Erstaunlich ist der Abgleich der englischen Übersetzung mit dem originalen Wortlaut. Denn in der Übersetzung fehlt die Feststellung vom unersetzlichen materiellen wie immateriellen Verlust und wird durch die Floskel „and we ought never to forget that“ ersetzt. Auch an weiteren Stellen weicht die Übersetzung Boders vom polnischen Original ab.[4] So verzichtet er auf das Adjektiv „mocno“ (dt. stark, engl. strong) und schwächt damit ab, in welchem Grade Juden Deutsche hassen sollten. Auch die Übersetzung des Wortes „krzywda“ als „wrongs“ ist abschwächend. Innerhalb des Kontextes von Zgnileks Äußerung und auch in der polnischen Sprache ist in Verbindung mit dem Verb angelegt, dass den Juden nicht nur Unrecht, sondern Leid angetan wurde. Alle Verschiebungen Boders und Wolfs verlegen den Akzent auf das im Nachkrieg oft beschworene „Nie wieder“, auf ein Erinnerungsgebot und eine bessere Zukunft. Dabei stellt Zgnilek die Vergangenheit und die daraus zu ziehenden Konsequenzen für jede:n einzelnen (polnischsprachige:n) Jüdin/ Juden in den Vordergrund. Sie betont den Verlust, sieht zum Zeitpunkt des Interviews keine Option eines Wiederaufbaus und fordert einen bleibenden Hass auf die Deutschen ein.

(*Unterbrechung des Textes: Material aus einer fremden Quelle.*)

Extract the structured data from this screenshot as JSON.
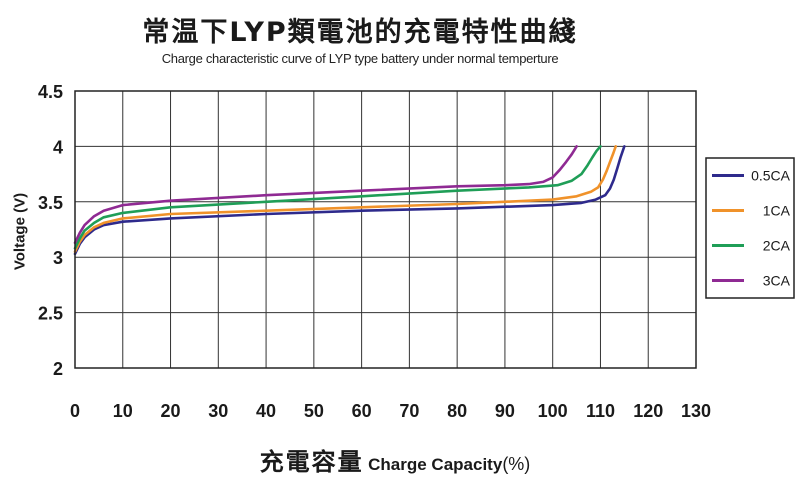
{
  "chart_data": {
    "type": "line",
    "title": "常温下LYP類電池的充電特性曲綫",
    "subtitle": "Charge characteristic curve of LYP type battery under normal temperture",
    "xlabel_cn": "充電容量",
    "xlabel": "Charge Capacity",
    "xlabel_unit": "(%)",
    "ylabel": "Voltage (V)",
    "xlim": [
      0,
      130
    ],
    "ylim": [
      2,
      4.5
    ],
    "xticks": [
      "0",
      "10",
      "20",
      "30",
      "40",
      "50",
      "60",
      "70",
      "80",
      "90",
      "100",
      "110",
      "120",
      "130"
    ],
    "yticks": [
      "2",
      "2.5",
      "3",
      "3.5",
      "4",
      "4.5"
    ],
    "grid": true,
    "legend_position": "right",
    "series": [
      {
        "name": "0.5CA",
        "color": "#2e2a8c",
        "x": [
          0,
          1,
          2,
          4,
          6,
          10,
          20,
          40,
          60,
          80,
          100,
          106,
          109,
          111,
          112,
          112.8,
          113.5,
          114.2,
          115
        ],
        "y": [
          3.03,
          3.12,
          3.18,
          3.25,
          3.29,
          3.32,
          3.35,
          3.39,
          3.42,
          3.44,
          3.47,
          3.49,
          3.52,
          3.56,
          3.62,
          3.7,
          3.8,
          3.9,
          4.0
        ]
      },
      {
        "name": "1CA",
        "color": "#f0922a",
        "x": [
          0,
          1,
          2,
          4,
          6,
          10,
          20,
          40,
          60,
          80,
          100,
          105,
          108,
          109.5,
          110.5,
          111.3,
          112,
          112.7,
          113.2
        ],
        "y": [
          3.05,
          3.14,
          3.2,
          3.27,
          3.31,
          3.35,
          3.39,
          3.42,
          3.45,
          3.48,
          3.52,
          3.55,
          3.59,
          3.63,
          3.7,
          3.78,
          3.86,
          3.94,
          4.0
        ]
      },
      {
        "name": "2CA",
        "color": "#1f9e57",
        "x": [
          0,
          1,
          2,
          4,
          6,
          10,
          20,
          40,
          60,
          80,
          95,
          101,
          104,
          106,
          107.3,
          108.3,
          109.2,
          110
        ],
        "y": [
          3.08,
          3.17,
          3.24,
          3.31,
          3.36,
          3.4,
          3.45,
          3.5,
          3.55,
          3.6,
          3.63,
          3.65,
          3.69,
          3.75,
          3.83,
          3.9,
          3.96,
          4.0
        ]
      },
      {
        "name": "3CA",
        "color": "#8f2a93",
        "x": [
          0,
          1,
          2,
          4,
          6,
          10,
          20,
          40,
          60,
          80,
          90,
          95,
          98,
          100,
          101.5,
          102.8,
          104,
          105
        ],
        "y": [
          3.13,
          3.22,
          3.29,
          3.37,
          3.42,
          3.47,
          3.51,
          3.56,
          3.6,
          3.64,
          3.65,
          3.66,
          3.68,
          3.72,
          3.79,
          3.86,
          3.93,
          4.0
        ]
      }
    ]
  }
}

Der Boderforscher Alan Rosen versteht den Sprachwechsel nicht wie Boder nur als Möglichkeit, sich emotionaler auszudrücken. Vielmehr deutet er den Umschwung „from gratitude in English to hatred in Polish“ als „possibility to invoke delicate subjects (e.g. obligatory hatred of Germans)“[5], die aus der Sicht Zgnileks amerikanischen Zuhörer:innen nicht zugemutet werden sollten. Es geht mit Rosen somit stärker um die Zuhörer:innenschaft, die in den jeweiligen Sprachen adressiert wird, als um die psychische Verfassung Zgnileks. Wie Boder die Brisanz von Zgnileks Äußerung weiter abmildert und damit individualpsychologische Dimensionen vor gesellschaftlichen betont, zeigt auch der Eingriff in seine eigene Aussage. Hatte er 1946 noch „ethnic“ gesagt, so änderte er dieses bei seiner Transkription in den 1950er Jahren Wort in „ethical“ um. Boder verschiebt somit nochmals den Akzent auf allgemeine Einsichten, anstatt das Konfliktpotential der Nachkriegszeit abzubilden.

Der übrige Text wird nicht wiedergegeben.